Ergenlik dönemindeki yeme bozukluğunun gelişim dönemine bağlı ve genellikle 13-14 yaşlarında daha sık görülebildiğini söyleyen Uzm. Psikolog Koçer, söyle konuştu: “Erken müdahale tedavi gidişatında çok önemli rol oynamaktadır. Ergenlik dönemi kişinin beden şekli ve kilosuna yönelik farkındalığın ve kaygının başladığı dönemdir. Yeme bozuklukları genellikle ergenlik döneminde başlamaktadır. Ebeveyn tutum ve davranışları, sosyal medyanın mükemmel beden algısı etkisi, ergenlik dönemi yaşanılan anksiyete ve depresif bozukluklar, akran zorbalığı, fiziksel veya psikolojik şiddet, cinsel taciz ve yaşanılan kayıplar gibi travmatik deneyimler; çocuğun hayır diyememe, sınır koyamama, düşünce, duygu ve ihtiyaçlarını konuşamama, ilişkilerde ve aile içerisinde gereğinden fazla sorumluluk almak gibi kişilerarası ilişkilerdeki sorun; genetik yatkınlık, klinik düzeydeki mükemmeliyetçilik, kişilik özellikler ve psikiyatrik bozukluklar da yeme bozukluğunun oluşmasındaki risk faktörlerindendir. Her ne kadar kadınlarda daha sık olduğunu düşünsek de erkeklerde görülme sıklığı son yıllarda ciddi oranda artış göstermektedir. Bu belirtileri çocuğunuzda, çevrenizde hatta kendinizde gördüğünüzü düşünüyorsanız öncelikle bir ruh sağlığı uzmanına başvurun.”

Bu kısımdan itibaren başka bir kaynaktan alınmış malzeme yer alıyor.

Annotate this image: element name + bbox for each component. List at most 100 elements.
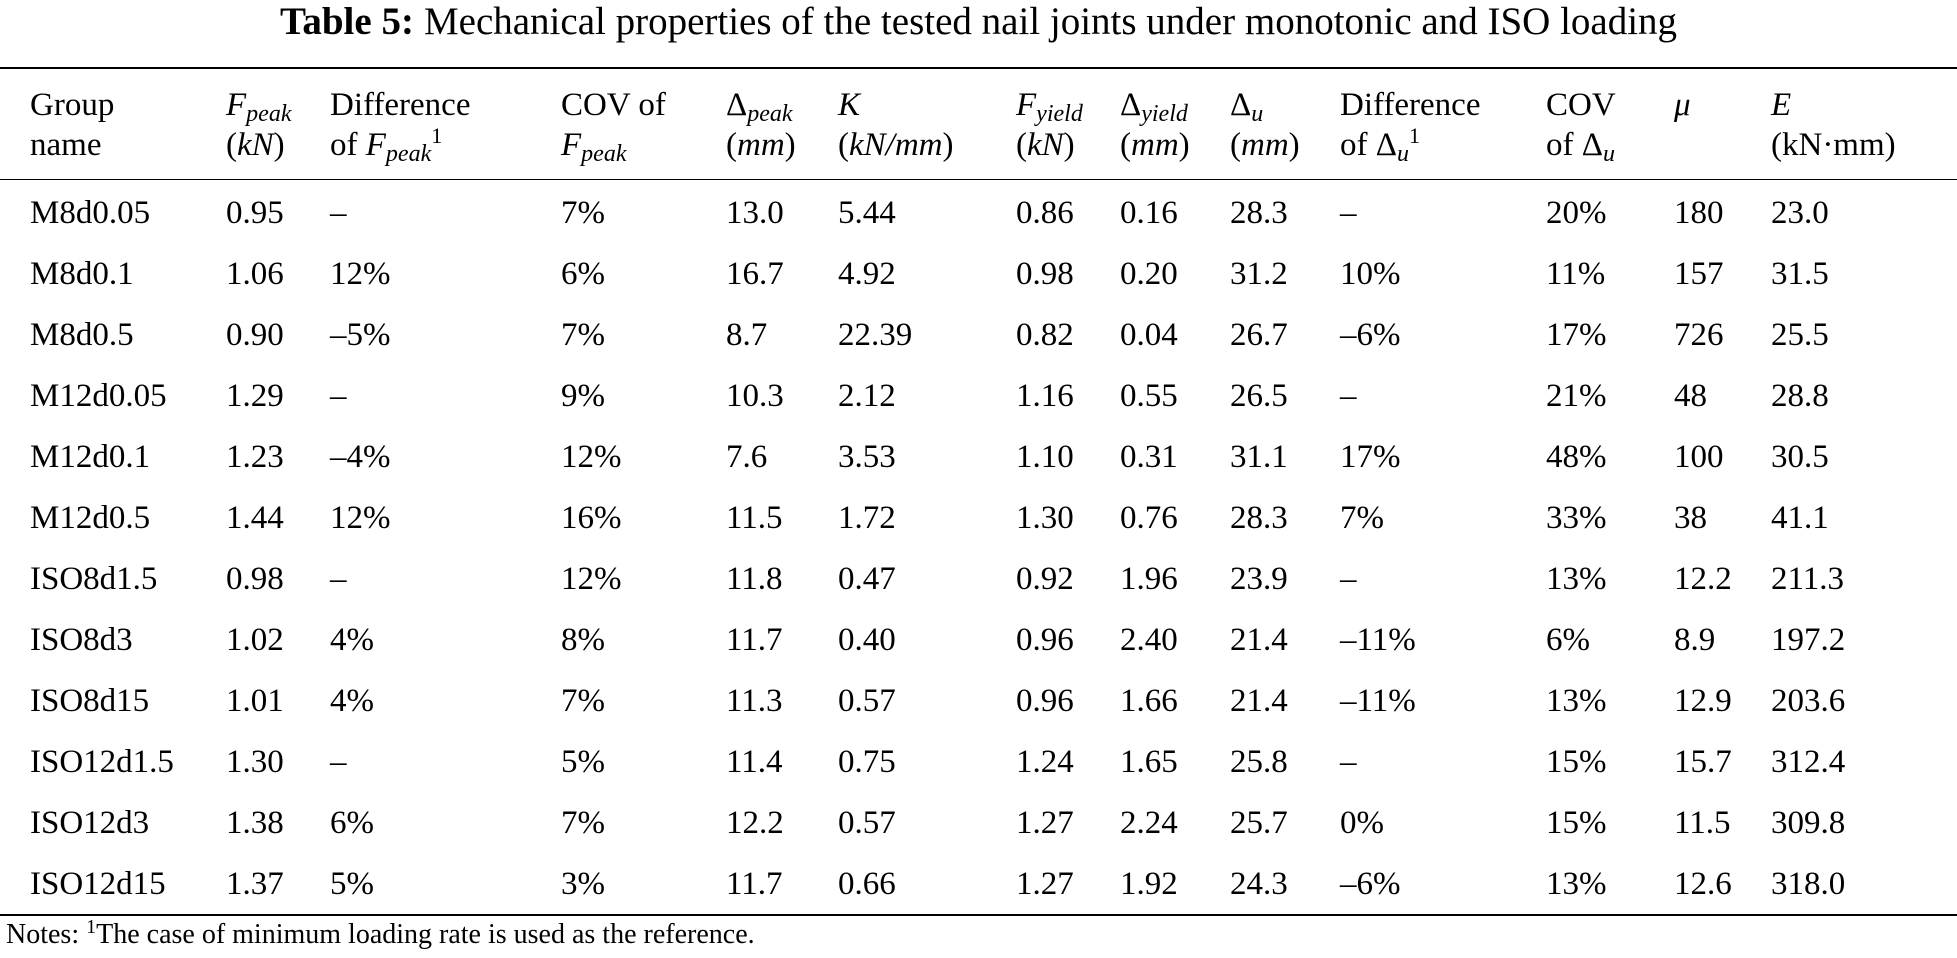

Uzm. Psikolog Koçer, anne babalara konuyla ilgili önerilerini şöyle sıraladı: "Çocuğunuzun beden şekli ve kilosunu eleştirmeyin. Fazla korumacı, kontrolcü veya fazla ilgisiz davranmayın. Çocuğunuza alan bırakın. Çocuğunuzu bir başkasının çocuğuyla kıyaslamayın. Çocuğunuza rol model olun, önce kendi yemek tutum ve davranışlarınızı düzenleyin. Yiyecekleri ödül olarak kullanmayın, sosyal ödüllendirmeleri değerlendirin. Duygu, düşünce ve zorlandığı şeyleri ifade edebilmesi için çocuğunuzu destekleyin. Bu süreçte ne kadar zorlansanız da sabırlı ve sevgi ile yaklaşın. Bu tüm kurallar için en önemlisi tutarlı olun.”